North Palisade Partners’ Joe Mishurda, Managing Partner, said, “We plan to continue operating the site as a low coverage warehouse facility and intend to capitalize on the high demand for warehouse, logistics and well-located truck access and parking. Demand for this product type is at an all-time high with supply struggling to keep up.”
Colliers’ Jace Gan, Executive Vice President, Greater Los Angeles, and Clyde F. Stauff, SIOR, Senior Executive Vice President, Greater Los Angeles, represented North Palisade Partners in the off-market deal. The building’s current occupant plans to lease-back the property for approximately one year.
Mishurda added, “We expect this logistics facility to be well-received because the site is situated at the gateway to the Inland Empire, one of the tightest industrial markets in the U.S. The project also fits North Palisade’s long-term strategic objectives to build a portfolio of industrial assets through acquisition, development or management of value-add opportunities.”

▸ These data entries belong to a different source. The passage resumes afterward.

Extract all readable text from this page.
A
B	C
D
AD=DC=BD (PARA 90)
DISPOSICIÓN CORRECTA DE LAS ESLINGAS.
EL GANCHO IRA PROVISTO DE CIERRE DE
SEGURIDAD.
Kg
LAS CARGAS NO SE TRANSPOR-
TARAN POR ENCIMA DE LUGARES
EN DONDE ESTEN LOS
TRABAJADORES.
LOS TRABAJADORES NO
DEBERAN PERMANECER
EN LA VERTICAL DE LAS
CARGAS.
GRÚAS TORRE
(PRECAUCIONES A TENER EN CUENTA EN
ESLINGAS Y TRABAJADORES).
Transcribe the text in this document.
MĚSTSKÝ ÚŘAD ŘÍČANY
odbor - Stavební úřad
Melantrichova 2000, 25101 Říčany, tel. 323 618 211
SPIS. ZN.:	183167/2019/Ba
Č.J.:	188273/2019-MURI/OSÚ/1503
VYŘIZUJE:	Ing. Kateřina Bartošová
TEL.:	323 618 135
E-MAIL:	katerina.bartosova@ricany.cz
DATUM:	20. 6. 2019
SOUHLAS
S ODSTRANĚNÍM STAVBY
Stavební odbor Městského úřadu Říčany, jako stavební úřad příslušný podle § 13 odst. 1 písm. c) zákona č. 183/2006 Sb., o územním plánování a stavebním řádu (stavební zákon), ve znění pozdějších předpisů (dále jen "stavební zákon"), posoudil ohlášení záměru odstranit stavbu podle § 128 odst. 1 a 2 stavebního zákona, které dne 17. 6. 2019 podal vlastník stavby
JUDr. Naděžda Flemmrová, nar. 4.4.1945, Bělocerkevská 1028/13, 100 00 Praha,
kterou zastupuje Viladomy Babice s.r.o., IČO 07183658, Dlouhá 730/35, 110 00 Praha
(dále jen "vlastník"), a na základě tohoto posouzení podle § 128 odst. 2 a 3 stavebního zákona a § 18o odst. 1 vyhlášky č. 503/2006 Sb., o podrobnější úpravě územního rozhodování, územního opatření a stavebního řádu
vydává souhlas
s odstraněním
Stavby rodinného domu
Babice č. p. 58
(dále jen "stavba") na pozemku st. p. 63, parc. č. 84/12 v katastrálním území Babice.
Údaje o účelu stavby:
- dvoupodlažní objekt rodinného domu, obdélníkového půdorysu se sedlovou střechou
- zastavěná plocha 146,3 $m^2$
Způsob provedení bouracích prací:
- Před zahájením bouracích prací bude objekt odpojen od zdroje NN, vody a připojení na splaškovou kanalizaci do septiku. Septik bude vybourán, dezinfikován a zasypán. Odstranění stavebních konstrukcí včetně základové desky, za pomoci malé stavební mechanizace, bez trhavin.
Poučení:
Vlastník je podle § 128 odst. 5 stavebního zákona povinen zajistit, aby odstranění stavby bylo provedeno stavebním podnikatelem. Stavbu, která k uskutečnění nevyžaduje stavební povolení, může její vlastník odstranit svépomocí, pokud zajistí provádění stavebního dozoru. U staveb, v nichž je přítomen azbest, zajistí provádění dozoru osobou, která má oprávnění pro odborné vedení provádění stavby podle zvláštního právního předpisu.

While Pomona is in Los Angeles County, it can be considered part of the overall Inland Empire sphere of influence due to its similar characteristics and proximity to the Inland Empire West submarket. Vacancy rates in the Inland Empire dropped below one percent in Q4 2021, spurred by an increase in both renewal activity and aggressive leasing. User demand, combined with historically low vacancy have pushed asking lease rates for industrial warehouse to record highs.
“The new level of record demand in the Inland Empire proves out the need for both additional warehouse and logistics facility space,” notes Colliers’ Stauff. “Furthermore, the Inland Empire is anticipated to be the top market in the U.S. for rent growth with an estimated 35% increase in rental rates over the next five years.”
This acquisition aligns with North Palisade Partners’ strategy to add industrial assets to its portfolio that feature well-located sites within its core markets across the West. The company’s growth plans include key logistics markets in Southern California, Northern California, Las Vegas, Reno, Seattle, Portland, and Phoenix.
North Palisade has acquired three industrial and self-storage development properties across the Southern California region for a total of $125 million in the past 60 days, with more than $500 million of additional deals under contract.